Lucid Illusions is a rock trio from Houston, TX, which creates punkish hard rock. “No Directions” is a complicated new single from the group’s self-titled album.
Jordan Lane sings and plays guitar for the outfit. He asks, “How am I supposed to feel, when nothing in this life feels real?” The song title suggests no direction, and the song’s words support this directionless life.
Although Lucid Illusions doesn’t mention it as an influence, one can hear the strong impact of the band Green Day on this song. Granted, the vocal is not snotty, the way Green Day singer Billie Joe Armstrong’s singing often is, but the way Lane vocalizes – his phrasing, in particular – brings Armstrong immediately to mind. The song’s arrangement also sounds a whole lot like a Green Day song. It’s a stripped down, guitar, bass and drums track, without a whole lot of other sonic bells and whistles thrown in.
Toward the track’s end, the song is slowed down to a much more methodical pace. This sonic backstep makes the band sound more like a classic rock band, than a punk group. It’s also an unusual tactic because the song is only 2:38 long. One wouldn’t expect much dynamic variation within such a short track, but Lucid Illusions wants the listener to expect the unexpected, or so it appears. When the beat slows down, the sharp guitar hook becomes a lumbering hard rock riff.
Having no directions is just another way of admitting one is lost. Lane doesn’t tell us exactly how he’s lost. It may be spiritual. It might be more philosophical. Then again, this feeling could just be related to the band’s career. Back before the digitalization of music, there was a relatively clear path to music career success. For a band, you would craft your songs, perfect them live and build up an audience. Once you had a substantial audience, one that followed you enthusiastically, you’d then try and attract record executives with the hopes of being signed by a label. Once on a label, the push would be to get your music played on radio. The path is not nearly so clear cut these days. Yes, bands need to perfect their songs live and build an audience; but getting signed to a label may no longer be as big a goal. Instead, groups might choose to crowd-fund an album and self-release it. Also, it’s probably more important to procure streaming on platforms like Spotify or YouTube, rather than terrestrial radio. Nevertheless, radio hits never hurt. With all the huge changes in the way rock stars are created these days, it would not be surprising if Lucid Illusions directionless is somehow related to its career aspirations.

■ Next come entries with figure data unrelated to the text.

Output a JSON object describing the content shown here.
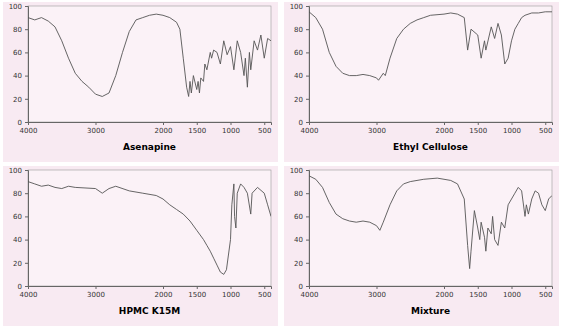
{
  "chart_data": [
    {
      "type": "line",
      "title": "Asenapine",
      "x": [
        4000,
        3900,
        3800,
        3700,
        3600,
        3500,
        3400,
        3300,
        3200,
        3100,
        3000,
        2900,
        2800,
        2700,
        2600,
        2500,
        2400,
        2300,
        2200,
        2100,
        2000,
        1900,
        1800,
        1750,
        1700,
        1650,
        1620,
        1600,
        1580,
        1550,
        1500,
        1480,
        1460,
        1440,
        1400,
        1380,
        1350,
        1300,
        1280,
        1250,
        1200,
        1150,
        1100,
        1050,
        1000,
        950,
        900,
        850,
        800,
        780,
        750,
        720,
        700,
        650,
        600,
        550,
        500,
        450,
        400
      ],
      "series": [
        {
          "color": "#555555",
          "values": [
            90,
            88,
            90,
            87,
            82,
            70,
            55,
            42,
            35,
            30,
            24,
            22,
            25,
            40,
            60,
            78,
            88,
            90,
            92,
            93,
            92,
            90,
            86,
            80,
            55,
            30,
            22,
            35,
            25,
            40,
            28,
            35,
            25,
            38,
            35,
            50,
            45,
            60,
            55,
            62,
            60,
            50,
            70,
            58,
            65,
            45,
            70,
            60,
            40,
            55,
            30,
            60,
            45,
            70,
            62,
            75,
            55,
            72,
            70
          ]
        }
      ],
      "xlim": [
        4000,
        400
      ],
      "ylim": [
        0,
        100
      ],
      "xticks": [
        4000,
        3000,
        2000,
        1500,
        1000,
        500
      ],
      "yticks": [
        0,
        20,
        40,
        60,
        80,
        100
      ]
    },
    {
      "type": "line",
      "title": "Ethyl Cellulose",
      "x": [
        4000,
        3900,
        3800,
        3700,
        3600,
        3500,
        3400,
        3300,
        3200,
        3100,
        3000,
        2970,
        2900,
        2870,
        2800,
        2700,
        2600,
        2500,
        2400,
        2300,
        2200,
        2000,
        1900,
        1800,
        1700,
        1650,
        1600,
        1500,
        1450,
        1400,
        1380,
        1300,
        1250,
        1200,
        1150,
        1100,
        1050,
        1000,
        950,
        900,
        850,
        800,
        700,
        600,
        500,
        400
      ],
      "series": [
        {
          "color": "#555555",
          "values": [
            95,
            90,
            80,
            60,
            48,
            42,
            40,
            40,
            41,
            40,
            38,
            36,
            42,
            40,
            55,
            72,
            80,
            85,
            88,
            90,
            92,
            93,
            94,
            93,
            90,
            62,
            80,
            75,
            55,
            70,
            62,
            82,
            72,
            85,
            75,
            50,
            55,
            70,
            80,
            85,
            90,
            92,
            94,
            94,
            95,
            95
          ]
        }
      ],
      "xlim": [
        4000,
        400
      ],
      "ylim": [
        0,
        100
      ],
      "xticks": [
        4000,
        3000,
        2000,
        1500,
        1000,
        500
      ],
      "yticks": [
        0,
        20,
        40,
        60,
        80,
        100
      ]
    },
    {
      "type": "line",
      "title": "HPMC K15M",
      "x": [
        4000,
        3900,
        3800,
        3700,
        3600,
        3500,
        3400,
        3300,
        3000,
        2900,
        2800,
        2700,
        2500,
        2300,
        2100,
        2000,
        1900,
        1800,
        1700,
        1600,
        1500,
        1450,
        1400,
        1350,
        1300,
        1250,
        1200,
        1150,
        1100,
        1060,
        1000,
        980,
        950,
        940,
        920,
        900,
        850,
        800,
        750,
        700,
        680,
        600,
        500,
        450,
        400
      ],
      "series": [
        {
          "color": "#555555",
          "values": [
            90,
            88,
            86,
            87,
            85,
            84,
            86,
            85,
            84,
            80,
            84,
            86,
            82,
            80,
            78,
            75,
            70,
            66,
            62,
            56,
            48,
            44,
            40,
            35,
            30,
            24,
            18,
            12,
            10,
            14,
            40,
            70,
            88,
            60,
            50,
            80,
            88,
            85,
            80,
            62,
            80,
            85,
            80,
            70,
            60
          ]
        }
      ],
      "xlim": [
        4000,
        400
      ],
      "ylim": [
        0,
        100
      ],
      "xticks": [
        4000,
        3000,
        2000,
        1500,
        1000,
        500
      ],
      "yticks": [
        0,
        20,
        40,
        60,
        80,
        100
      ]
    },
    {
      "type": "line",
      "title": "Mixture",
      "x": [
        4000,
        3900,
        3800,
        3700,
        3600,
        3500,
        3400,
        3300,
        3200,
        3100,
        3000,
        2950,
        2900,
        2800,
        2700,
        2600,
        2500,
        2300,
        2100,
        2000,
        1900,
        1800,
        1700,
        1650,
        1620,
        1600,
        1550,
        1500,
        1470,
        1450,
        1400,
        1380,
        1350,
        1300,
        1280,
        1250,
        1200,
        1150,
        1100,
        1050,
        1000,
        950,
        900,
        850,
        800,
        780,
        750,
        700,
        650,
        600,
        550,
        500,
        450,
        400
      ],
      "series": [
        {
          "color": "#555555",
          "values": [
            95,
            92,
            85,
            72,
            62,
            58,
            56,
            55,
            56,
            55,
            52,
            48,
            55,
            70,
            82,
            88,
            90,
            92,
            93,
            92,
            91,
            88,
            75,
            35,
            15,
            30,
            65,
            50,
            40,
            55,
            42,
            30,
            50,
            45,
            60,
            40,
            35,
            55,
            50,
            70,
            75,
            80,
            85,
            82,
            60,
            70,
            62,
            75,
            82,
            80,
            70,
            65,
            75,
            78
          ]
        }
      ],
      "xlim": [
        4000,
        400
      ],
      "ylim": [
        0,
        100
      ],
      "xticks": [
        4000,
        3000,
        2000,
        1500,
        1000,
        500
      ],
      "yticks": [
        0,
        20,
        40,
        60,
        80,
        100
      ]
    }
  ]
}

The world is changing so fast these days, directions may be hard to come by and might change in a split second. That’s why Lucid Illusions’ “No Directions” is likely relatable for most. Even the band’s name, Lucid Illusions, hints at the group’s confusion. What’s so good about a song like this song, is the knowledge that someone else might feel like you. If you feel a little lost right about now, well, so does Lucid Illusions.